Compilation works by reading the input file one form at a time. If it is a definition of a function or macro, the compiled function or macro definition is written out. Other forms are batched together, then each batch is compiled, and written so that its compiled code will be executed when the file is read. All comments are discarded when the input file is read.
This command returns t
if there were no errors and nil
otherwise. When called interactively, it prompts for the file name.
$ ls -l push* -rw-r--r-- 1 lewis lewis 791 Oct 5 20:31 push.el
(byte-compile-file "~/emacs/push.el") ⇒ t
$ ls -l push* -rw-r--r-- 1 lewis lewis 791 Oct 5 20:31 push.el -rw-rw-rw- 1 lewis lewis 638 Oct 8 20:25 push.elc
This command recompiles every ‘.el’ file in directory (or its subdirectories) that needs recompilation. A file needs recompilation if a ‘.elc’ file exists but is older than the ‘.el’ file.
When a ‘.el’ file has no corresponding ‘.elc’ file,
flag says what to do. If it is nil
, this command ignores
these files. If flag is 0, it compiles them. If it is neither
nil
nor 0, it asks the user whether to compile each such file,
and asks about each subdirectory as well.

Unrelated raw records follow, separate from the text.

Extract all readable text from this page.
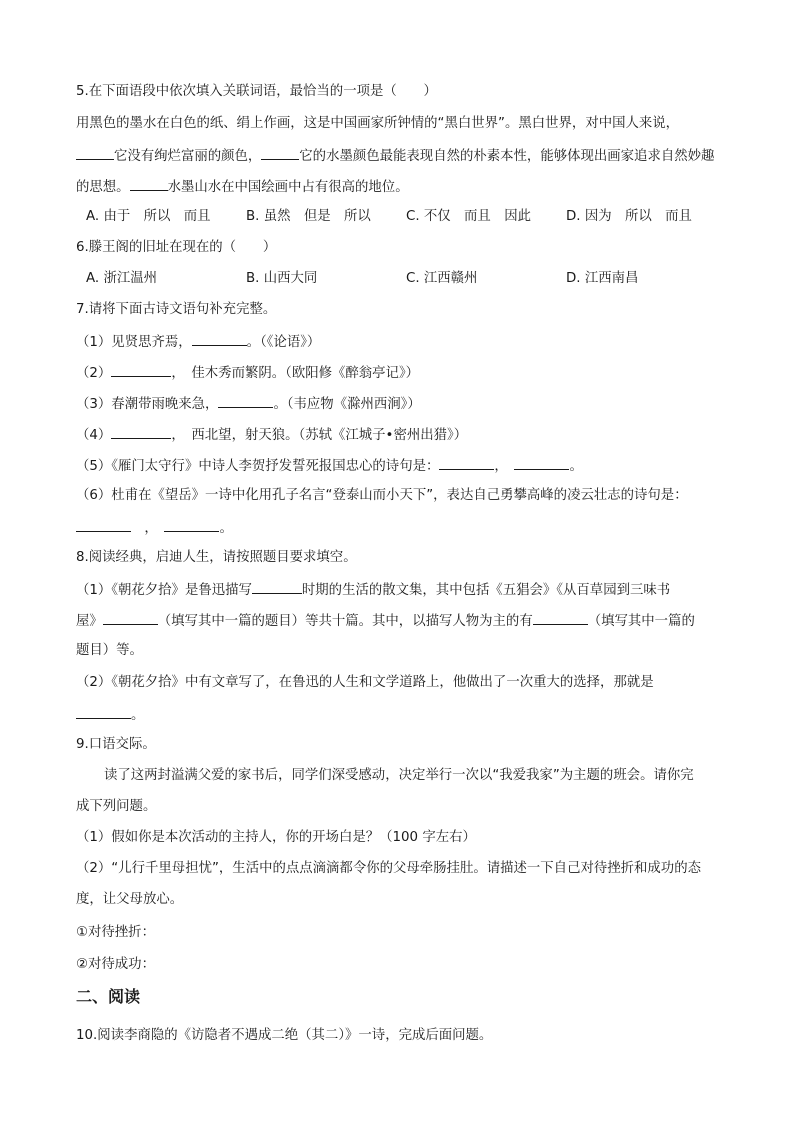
5.在下面语段中依次填入关联词语，最恰当的一项是（　　）
用黑色的墨水在白色的纸、绢上作画，这是中国画家所钟情的“黑白世界”。黑白世界，对中国人来说，
它没有绚烂富丽的颜色，	它的水墨颜色最能表现自然的朴素本性，能够体现出画家追求自然妙趣
的思想。	水墨山水在中国绘画中占有很高的地位。
A. 由于　所以　而且	B. 虽然　但是　所以	C. 不仅　而且　因此	D. 因为　所以　而且
6.滕王阁的旧址在现在的（　　）
A. 浙江温州	B. 山西大同	C. 江西赣州	D. 江西南昌
7.请将下面古诗文语句补充完整。
（1）见贤思齐焉，	。（《论语》）
（2）	，　佳木秀而繁阴。（欧阳修《醉翁亭记》）
（3）春潮带雨晚来急，	。（韦应物《滁州西涧》）
（4）	，　西北望，射天狼。（苏轼《江城子•密州出猎》）
（5）《雁门太守行》中诗人李贺抒发誓死报国忠心的诗句是：	，　	。
（6）杜甫在《望岳》一诗中化用孔子名言“登泰山而小天下”，表达自己勇攀高峰的凌云壮志的诗句是：
　，　	。
8.阅读经典，启迪人生，请按照题目要求填空。
（1）《朝花夕拾》是鲁迅描写	时期的生活的散文集，其中包括《五猖会》《从百草园到三味书
屋》	（填写其中一篇的题目）等共十篇。其中，以描写人物为主的有	（填写其中一篇的
题目）等。
（2）《朝花夕拾》中有文章写了，在鲁迅的人生和文学道路上，他做出了一次重大的选择，那就是
。
9.口语交际。
读了这两封溢满父爱的家书后，同学们深受感动，决定举行一次以“我爱我家”为主题的班会。请你完
成下列问题。
（1）假如你是本次活动的主持人，你的开场白是？（100 字左右）
（2）“儿行千里母担忧”，生活中的点点滴滴都令你的父母牵肠挂肚。请描述一下自己对待挫折和成功的态
度，让父母放心。
①对待挫折：
②对待成功：
二、阅读
10.阅读李商隐的《访隐者不遇成二绝（其二）》一诗，完成后面问题。
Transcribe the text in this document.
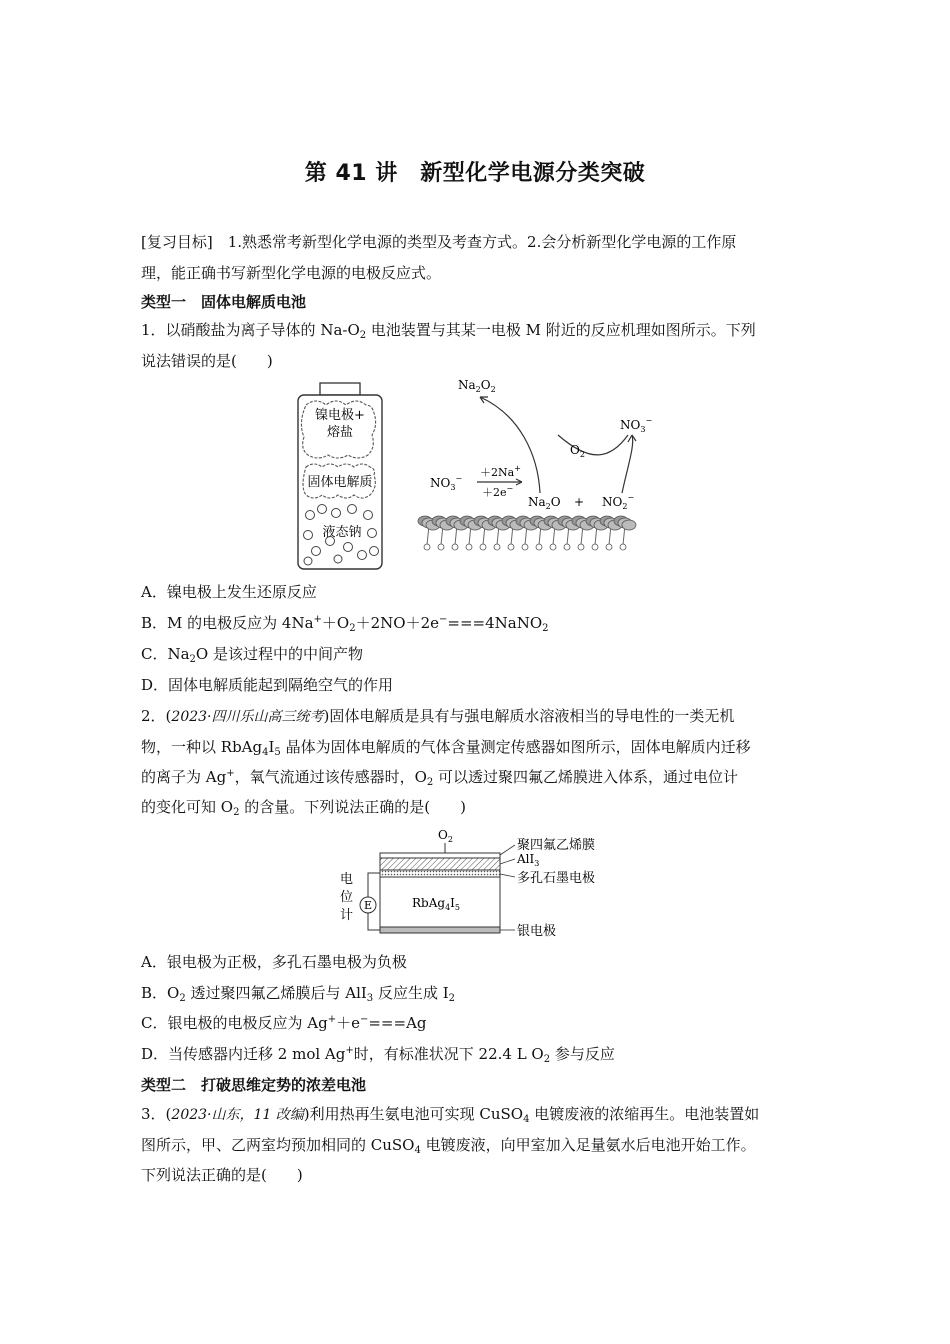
第 41 讲　新型化学电源分类突破
[复习目标]　1.熟悉常考新型化学电源的类型及考查方式。2.会分析新型化学电源的工作原
理，能正确书写新型化学电源的电极反应式。
类型一　固体电解质电池
1．以硝酸盐为离子导体的 $Na-O_2$ 电池装置与其某一电极 M 附近的反应机理如图所示。下列
说法错误的是(　　)
镍电极+
熔盐
固体电解质
液态钠
$Na_2O_2$
$O_2$
$NO_3^-$
$NO_3^- +2Na^+$
＋2e−
$Na_2O + NO_2^-$
A．镍电极上发生还原反应
B．M 的电极反应为 $4Na^++O_2+2NO+2e^-===4NaNO_2$
C．$Na_2O$ 是该过程中的中间产物
D．固体电解质能起到隔绝空气的作用
2．(2023·四川乐山高三统考)固体电解质是具有与强电解质水溶液相当的导电性的一类无机
物，一种以 $RbAg_4I_5$ 晶体为固体电解质的气体含量测定传感器如图所示，固体电解质内迁移
的离子为 Ag+，氧气流通过该传感器时，$O_2$ 可以透过聚四氟乙烯膜进入体系，通过电位计
的变化可知 $O_2$ 的含量。下列说法正确的是(　　)
$O_2$
$RbAg_4I_5$
聚四氟乙烯膜
AlI$_3$
多孔石墨电极
银电极
E
电
位
计
A．银电极为正极，多孔石墨电极为负极
B．$O_2$ 透过聚四氟乙烯膜后与 AlI$_3$ 反应生成 $I_2$
C．银电极的电极反应为 Ag+＋e−===Ag
D．当传感器内迁移 2 mol Ag+时，有标准状况下 22.4 L $O_2$ 参与反应
类型二　打破思维定势的浓差电池
3．(2023·山东，11 改编)利用热再生氨电池可实现 CuSO$_4$ 电镀废液的浓缩再生。电池装置如
图所示，甲、乙两室均预加相同的 CuSO$_4$ 电镀废液，向甲室加入足量氨水后电池开始工作。
下列说法正确的是(　　)
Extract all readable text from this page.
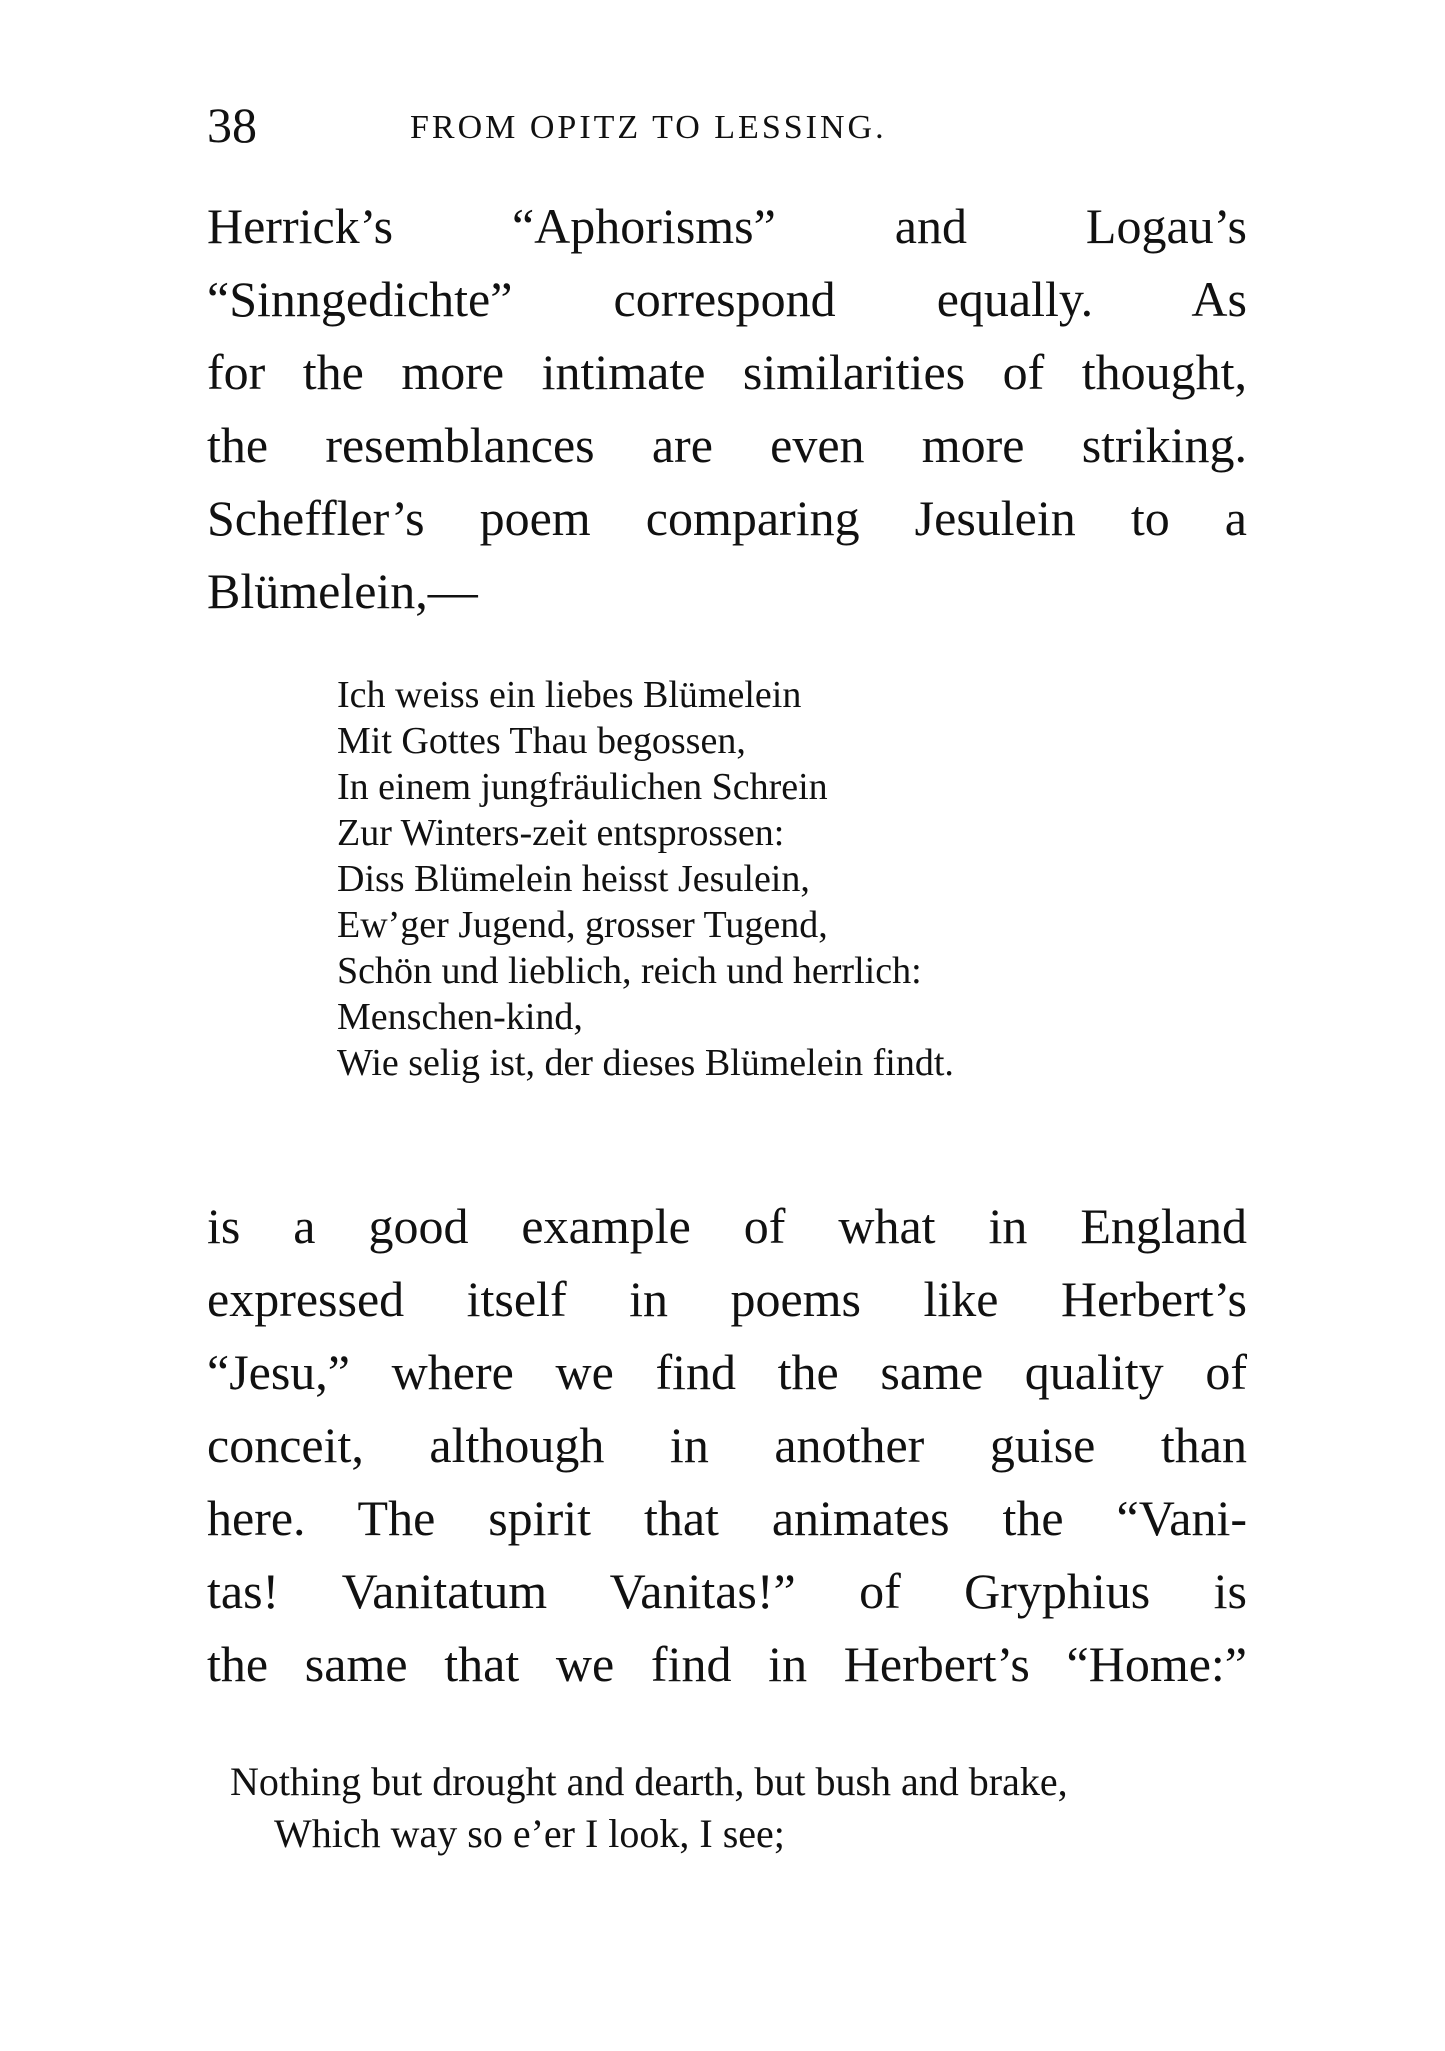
38	FROM OPITZ TO LESSING.
Herrick’s “Aphorisms” and Logau’s
“Sinngedichte” correspond equally. As
for the more intimate similarities of thought,
the resemblances are even more striking.
Scheffler’s poem comparing Jesulein to a
Blümelein,—
Ich weiss ein liebes Blümelein
Mit Gottes Thau begossen,
In einem jungfräulichen Schrein
Zur Winters-zeit entsprossen:
Diss Blümelein heisst Jesulein,
Ew’ger Jugend, grosser Tugend,
Schön und lieblich, reich und herrlich:
Menschen-kind,
Wie selig ist, der dieses Blümelein findt.
is a good example of what in England
expressed itself in poems like Herbert’s
“Jesu,” where we find the same quality of
conceit, although in another guise than
here. The spirit that animates the “Vani-
tas! Vanitatum Vanitas!” of Gryphius is
the same that we find in Herbert’s “Home:”
Nothing but drought and dearth, but bush and brake,
Which way so e’er I look, I see;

Interactively, byte-recompile-directory
prompts for
directory and flag is the prefix argument.
If force is non-nil
, this command recompiles every
‘.el’ file that has a ‘.elc’ file.
This command will normally not compile ‘.el’ files that are
symlinked. If the optional follow-symlink parameter is
non-nil
, symlinked ‘.el’ will also be compiled.
The returned value is unpredictable.
This function runs byte-compile-file
on files specified on the
command line. This function must be used only in a batch execution of
Emacs, as it kills Emacs on completion. An error in one file does not
prevent processing of subsequent files, but no output file will be
generated for it, and the Emacs process will terminate with a nonzero
status code.
If noforce is non-nil
, this function does not recompile
files that have an up-to-date ‘.elc’ file.